Private Equity Firms Eye Clean Energy Deals After 2025 Market Slump
Private Equity Targets Clean Energy After 2025 Drop-Off

Private Equity Firms Eye Clean Energy Deals After 2025 Market Slump

Clean-energy dealmaking in the United States is showing promising signs of a robust comeback following a sharp contraction throughout 2025. Major investment firms, including KKR & Co. and Energy Impact Partners, are actively scouting for potential acquisitions, indicating renewed confidence in the renewable energy market.

Notable Transactions and Market Dynamics

One of the first significant transactions poised to occur involves BlackRock Inc.'s Global Infrastructure Partners teaming up with private equity firm EQT AB to acquire AES Corp. This potential deal is particularly noteworthy as the majority of AES's power generation comes from renewable sources, supplying technology giants like Microsoft Corp.

"Investor interest is very high," stated Hans Kobler, founder and managing partner at Energy Impact Partners. The firm plans to deploy a portion of its new $1.4 billion fund specifically to acquire clean energy assets, reflecting a strategic shift toward sustainable investments.

Emmanuel Lagarrigue, a partner at KKR, added that sellers' price expectations are becoming more realistic, making the mergers and acquisitions landscape "more pragmatic" in 2026. This adjustment follows a period where many investors adopted a wait-and-see approach, largely influenced by President Donald Trump's return to the White House.

Analyzing the 2025 Contraction

The slowdown in 2025 was substantial. According to data tracked by BloombergNEF, approximately 12 gigawatts of solar, wind, and energy-storage power capacity changed hands through completed acquisitions last year. This represented a decline of more than 50% from the previous year and marked the lowest level of activity since 2013. Power capacity was used as the primary metric because asset and project prices are often undisclosed in such deals.

Several factors contributed to this downturn. Reduced federal support under the Trump administration squeezed capital-constrained companies, putting downward pressure on prices. However, this very pressure has now increased the appeal for buyers looking for valuable entry points.

Drivers of the Anticipated Rebound

Multiple indicators now point toward a market recovery. Surging power demand from artificial-intelligence data centers continues to drive investment in renewables. BloombergNEF estimates that U.S. data-center electricity consumption is projected to triple by 2035 from 2024 levels, creating a powerful tailwind for clean energy infrastructure.

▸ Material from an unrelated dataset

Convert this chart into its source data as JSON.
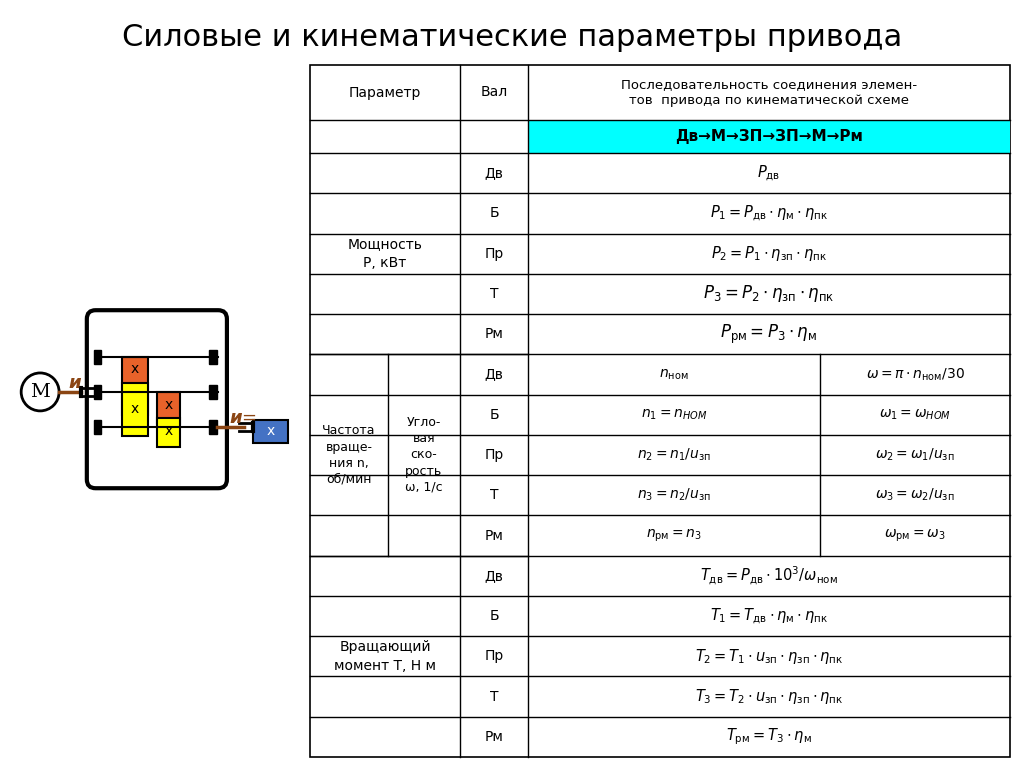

Furthermore, last year's market slowdown forced developers and asset owners to reassess their valuations, leading to more attractive pricing for acquirers. "Some rules of the road have been set," noted Alex Darden, who leads infrastructure investment in the Americas for Sweden's EQT. This clarity is making it easier for dealmakers to re-engage actively in the market.

Darden's expectations are that clean-energy deals will climb significantly this year, supported by these stabilizing factors. The sector's ability to deploy projects rapidly compared to alternatives is another key advantage. While natural gas plants can face waits of five years or more for new turbines due to supply bottlenecks, and nuclear facilities can take over a decade to become operational, a 5-megawatt large-scale solar farm can typically be completed within just two years.

Broadening Buyer Interest

The pursuit of acquisitions is not limited to private equity firms. Big Tech companies and utilities are also entering the fray. In January, Amazon.com Inc. agreed to purchase Pine Gate Renewables' solar and battery-storage project in Oregon. That same month, Pattern Energy Group announced its plan to acquire Cordelio Power, which manages 16 wind, solar, and battery-storage projects across the United States and Canada.

This broadening interest underscores the strategic importance of securing clean, reliable power sources. As the market stabilizes and valuations become more aligned, 2026 is shaping up to be a pivotal year for mergers and acquisitions in the renewable energy space, with private equity playing a leading role in the anticipated resurgence.